A local authority must separate its functions as planning authority and landowner. Failure to do so renders its planning decisions liable to judicial review.

The High Court has considered this issue in Enterprise Hangars Ltd v Fareham Borough Council [2023] EWHC 2060 (Admin); [2023] PLSCS 139.

Solent Airport is located in an area known as Daedalus, acquired by the defendant in March 2015 with the intention that it should become the most significant commercial development area in Fareham. The claimant sought planning permission in March 2022 to create nine mixed-use live/work hangar buildings there for the aviation sector. The claimant needed to provide a badger habitat assessment when making its application.

The claimant’s requests for access to visit or to carry out the assessment by drone were refused on grounds that the defendant, as landowner, would not sell the land required for the development because the proposed residential use did not form part of its objectives for the site.
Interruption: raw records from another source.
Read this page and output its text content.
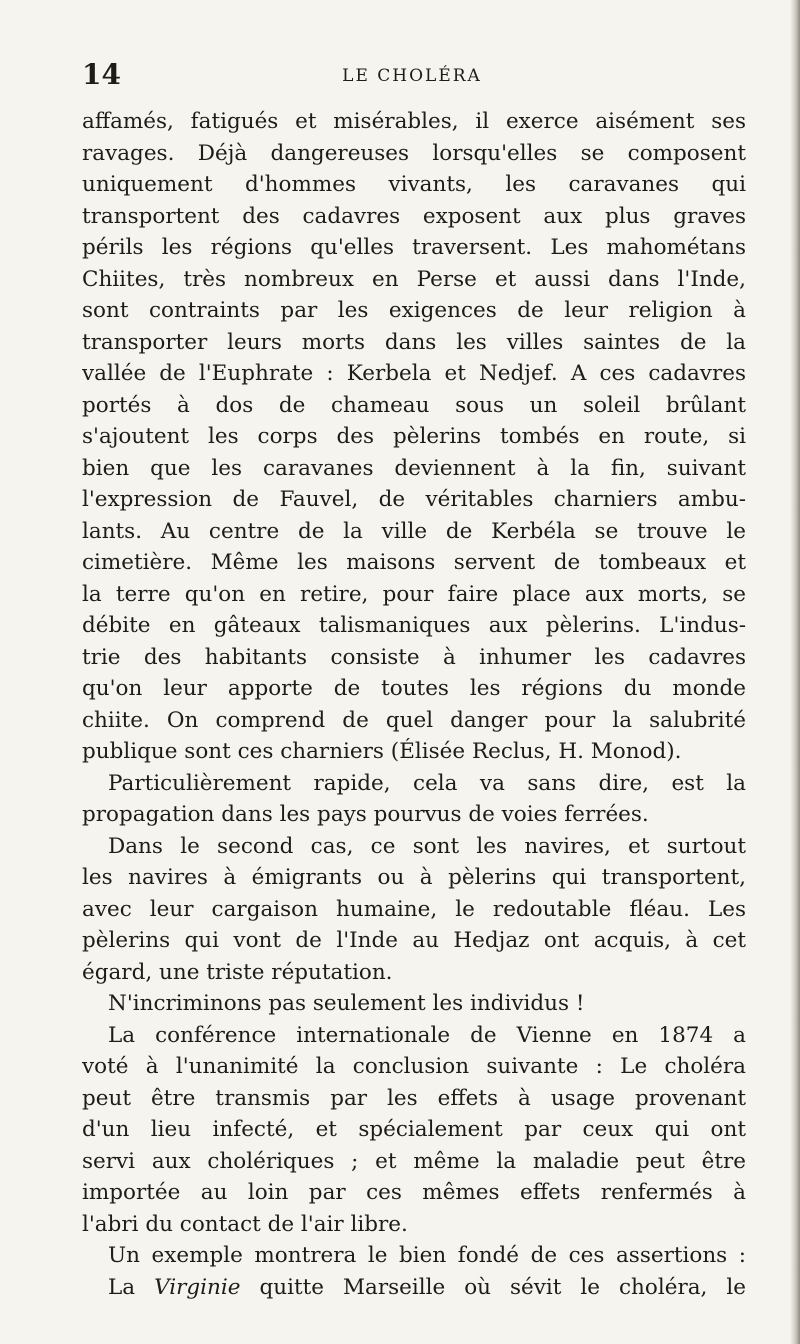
14	LE CHOLÉRA
affamés, fatigués et misérables, il exerce aisément ses
ravages. Déjà dangereuses lorsqu'elles se composent
uniquement d'hommes vivants, les caravanes qui
transportent des cadavres exposent aux plus graves
périls les régions qu'elles traversent. Les mahométans
Chiites, très nombreux en Perse et aussi dans l'Inde,
sont contraints par les exigences de leur religion à
transporter leurs morts dans les villes saintes de la
vallée de l'Euphrate : Kerbela et Nedjef. A ces cadavres
portés à dos de chameau sous un soleil brûlant
s'ajoutent les corps des pèlerins tombés en route, si
bien que les caravanes deviennent à la fin, suivant
l'expression de Fauvel, de véritables charniers ambu-
lants. Au centre de la ville de Kerbéla se trouve le
cimetière. Même les maisons servent de tombeaux et
la terre qu'on en retire, pour faire place aux morts, se
débite en gâteaux talismaniques aux pèlerins. L'indus-
trie des habitants consiste à inhumer les cadavres
qu'on leur apporte de toutes les régions du monde
chiite. On comprend de quel danger pour la salubrité
publique sont ces charniers (Élisée Reclus, H. Monod).
Particulièrement rapide, cela va sans dire, est la
propagation dans les pays pourvus de voies ferrées.
Dans le second cas, ce sont les navires, et surtout
les navires à émigrants ou à pèlerins qui transportent,
avec leur cargaison humaine, le redoutable fléau. Les
pèlerins qui vont de l'Inde au Hedjaz ont acquis, à cet
égard, une triste réputation.
N'incriminons pas seulement les individus !
La conférence internationale de Vienne en 1874 a
voté à l'unanimité la conclusion suivante : Le choléra
peut être transmis par les effets à usage provenant
d'un lieu infecté, et spécialement par ceux qui ont
servi aux cholériques ; et même la maladie peut être
importée au loin par ces mêmes effets renfermés à
l'abri du contact de l'air libre.
Un exemple montrera le bien fondé de ces assertions :
La Virginie quitte Marseille où sévit le choléra, le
Google Earth images showed mown grass on the development site, which the claimant submitted meant it was unlikely there would be badger setts there. The planning officer went on site and subsequently responded that a known sett existed on the airfield and a survey would be required before planning permission could be issued. He refused to make carrying out the survey a condition of planning permission. Permission was refused in November 2022, principally for reasons relating to protected species.

The claimant’s application for judicial review succeeded on all grounds. The defendant had fettered its discretion as planning authority in its capacity as landowner. The site was identified within the defendant’s own planning policies for development and there was no discernible provision rendering residential use inimical to its objectives. A landowner’s objection to a scheme should be maintained outside the planning process. The defendant could prevent the development even if planning permission was granted.

There was also procedural irregularity. By carrying out its own survey of the site following submission of the Google Earth images, the defendant concluded that there was a reasonable likelihood of badgers being present, so ruling out the possibility of the badger assessment being made a condition of the grant of planning permission.

The decision was also irrational. It put forward justifications for refusing to let the claimant inspect for badger activity which had no basis in law and which in certain respects – that undertaking a survey would disrupt airport operations – were entirely spurious.

The court was prepared to make a mandatory order for access for the survey in the absence of the defendant undertaking to permit it.